BRIDGEPORT — More than a food truck and art fair, the Street Food Artistry Festival is designed to raise awareness about the issues faced by small cultural businesses looking to launch.
“The primary issue is finances,” said Patrice Perkins, a Bronzeville attorney who founded the Streetfood Artistry nonprofit group and co-founded the festival of the same name.
The nonprofit, she said, guides new small businesses through the process of how to hire attorneys, negotiate contracts and spend wisely, all while preserving copyrights and intellectual property.
“If [entrepreneurs] do have some know-how, most of what they have is gleaned from the Internet. There’s a big counseling piece to it. My goal is to alleviate those distractions, create a structure on keep them on their long-term goals…A lot of these creatives have huge long-term potential,” said Perkins, who also runs the Lifestyle Zen law firm.
The Streetfood Artistry Festival, the nonprofit group’s biggest fundraiser, takes places 1-7 p.m. Sunday at Zhou B Art Center, 1029 W. 35th St. in Bridgeport.
Rolling up to the festival’s food pavilion will be food trucks hauling something for all palates: sweet, savory, spicy and everything in between. Scheduled to serve are Baby Cakes, Curried, Getta Polpetta, Puffs of Doom, Jerk, The Fat Shallot, Gelato D’oro, HerbyPop and Dia De Los Tamales.
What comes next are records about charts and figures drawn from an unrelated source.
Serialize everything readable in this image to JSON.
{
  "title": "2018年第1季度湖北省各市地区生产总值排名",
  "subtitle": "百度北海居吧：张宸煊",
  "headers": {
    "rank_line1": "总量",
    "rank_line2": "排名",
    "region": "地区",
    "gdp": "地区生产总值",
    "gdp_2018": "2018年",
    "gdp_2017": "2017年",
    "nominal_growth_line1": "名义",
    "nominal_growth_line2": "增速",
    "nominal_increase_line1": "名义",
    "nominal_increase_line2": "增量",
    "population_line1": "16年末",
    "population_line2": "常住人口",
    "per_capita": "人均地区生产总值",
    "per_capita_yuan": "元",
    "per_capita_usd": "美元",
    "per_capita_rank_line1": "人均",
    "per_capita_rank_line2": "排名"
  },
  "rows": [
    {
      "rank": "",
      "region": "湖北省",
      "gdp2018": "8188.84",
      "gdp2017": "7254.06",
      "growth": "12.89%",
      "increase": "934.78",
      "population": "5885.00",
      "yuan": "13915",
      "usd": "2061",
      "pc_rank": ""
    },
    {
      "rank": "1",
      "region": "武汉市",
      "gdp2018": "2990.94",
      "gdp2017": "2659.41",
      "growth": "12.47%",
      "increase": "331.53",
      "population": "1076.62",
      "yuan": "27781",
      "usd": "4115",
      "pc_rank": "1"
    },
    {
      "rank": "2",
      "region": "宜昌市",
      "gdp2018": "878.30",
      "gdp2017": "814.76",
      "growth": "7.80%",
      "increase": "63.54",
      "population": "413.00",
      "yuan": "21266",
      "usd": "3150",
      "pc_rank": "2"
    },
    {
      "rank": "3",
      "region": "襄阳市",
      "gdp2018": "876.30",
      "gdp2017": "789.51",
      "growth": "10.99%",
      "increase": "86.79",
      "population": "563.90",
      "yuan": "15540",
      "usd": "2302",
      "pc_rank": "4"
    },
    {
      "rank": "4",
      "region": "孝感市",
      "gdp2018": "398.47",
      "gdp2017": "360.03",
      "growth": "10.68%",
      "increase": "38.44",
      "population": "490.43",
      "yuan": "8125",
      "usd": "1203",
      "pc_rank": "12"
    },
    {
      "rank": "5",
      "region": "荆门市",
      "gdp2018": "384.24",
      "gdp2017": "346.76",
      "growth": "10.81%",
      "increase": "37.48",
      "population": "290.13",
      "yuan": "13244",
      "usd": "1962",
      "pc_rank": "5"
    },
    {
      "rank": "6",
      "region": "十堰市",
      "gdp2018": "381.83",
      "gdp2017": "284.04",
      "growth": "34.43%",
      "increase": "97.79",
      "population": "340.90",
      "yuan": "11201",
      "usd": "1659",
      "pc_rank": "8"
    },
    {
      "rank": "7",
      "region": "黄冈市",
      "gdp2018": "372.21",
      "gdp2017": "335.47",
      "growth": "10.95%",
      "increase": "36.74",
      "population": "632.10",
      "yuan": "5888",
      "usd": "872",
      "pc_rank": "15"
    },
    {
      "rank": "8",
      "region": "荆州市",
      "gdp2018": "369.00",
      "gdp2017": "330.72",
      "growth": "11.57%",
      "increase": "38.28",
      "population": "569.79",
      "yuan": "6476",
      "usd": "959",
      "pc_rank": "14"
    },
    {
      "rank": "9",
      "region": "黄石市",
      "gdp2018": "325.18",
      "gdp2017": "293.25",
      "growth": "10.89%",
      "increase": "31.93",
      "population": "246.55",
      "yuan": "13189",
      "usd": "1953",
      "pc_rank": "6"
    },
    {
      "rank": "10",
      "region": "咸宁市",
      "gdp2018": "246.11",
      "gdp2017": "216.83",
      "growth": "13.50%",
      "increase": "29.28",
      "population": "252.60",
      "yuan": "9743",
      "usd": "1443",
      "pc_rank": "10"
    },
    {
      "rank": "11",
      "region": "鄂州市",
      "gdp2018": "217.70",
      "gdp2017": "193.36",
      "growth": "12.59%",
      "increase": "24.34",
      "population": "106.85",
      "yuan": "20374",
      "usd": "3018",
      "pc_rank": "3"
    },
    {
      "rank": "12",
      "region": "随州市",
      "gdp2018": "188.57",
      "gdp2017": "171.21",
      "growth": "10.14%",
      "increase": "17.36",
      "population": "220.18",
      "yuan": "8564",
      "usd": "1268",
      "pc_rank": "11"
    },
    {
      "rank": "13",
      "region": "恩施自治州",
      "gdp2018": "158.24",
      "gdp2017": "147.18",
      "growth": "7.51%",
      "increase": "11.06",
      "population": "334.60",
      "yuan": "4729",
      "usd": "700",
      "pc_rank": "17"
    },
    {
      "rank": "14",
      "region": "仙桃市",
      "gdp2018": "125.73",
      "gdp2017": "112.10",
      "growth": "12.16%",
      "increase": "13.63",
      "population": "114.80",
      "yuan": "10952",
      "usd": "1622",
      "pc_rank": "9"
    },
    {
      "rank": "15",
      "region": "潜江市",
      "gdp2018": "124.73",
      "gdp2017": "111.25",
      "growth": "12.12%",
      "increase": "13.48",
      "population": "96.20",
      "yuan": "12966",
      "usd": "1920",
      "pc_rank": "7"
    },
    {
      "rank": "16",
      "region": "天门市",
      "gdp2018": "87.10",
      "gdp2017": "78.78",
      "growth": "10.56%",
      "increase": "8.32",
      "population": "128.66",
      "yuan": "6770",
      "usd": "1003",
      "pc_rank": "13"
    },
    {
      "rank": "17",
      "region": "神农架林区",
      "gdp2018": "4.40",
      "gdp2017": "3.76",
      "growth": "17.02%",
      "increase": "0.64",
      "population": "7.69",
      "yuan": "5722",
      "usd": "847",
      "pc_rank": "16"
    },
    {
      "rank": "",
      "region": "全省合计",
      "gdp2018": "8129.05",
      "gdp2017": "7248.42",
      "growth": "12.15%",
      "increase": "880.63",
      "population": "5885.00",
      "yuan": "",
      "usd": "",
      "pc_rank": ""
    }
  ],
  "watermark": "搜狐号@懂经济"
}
All of the trucks offer food for under $5.
The event will also feature an “Indie Market” showcasing artists, clothiers, publishers, jewelers, beauty products and more. A complete list is available at the festival website.
Live performances include headliner Meisha Herron, singer Dacia, DJ Alvin Black III, DJ Violin, the tap dance collective M.A.D.D. Rhythms, Soul People and hip-hop poster Pmartt, plus cameos from E’a, a roaming belly dancing troupe.
Last year, a portion of the festival proceeds went directly to organizations like Chicago Street Musicians, and some of the pro bono legal work helped the tap dance collective M.A.D.D. Rhythms establish its own nonprofit status and run its board of directors.
This year, organizers will help secure grant money and offer free legal help to the business that wins the festival’s “Standout Creative” contest, comprised of all of Sunday’s food trucks and businesses inside the “Indie Market.”
The winner will be determined through on-site votes by attendees, a panel of judges and evaluation of a personal statement submitted by the business.
The winning business will be announced later this year.
Tickets for the event cost $10 and are available by visiting this website. Kids 6 and under are free.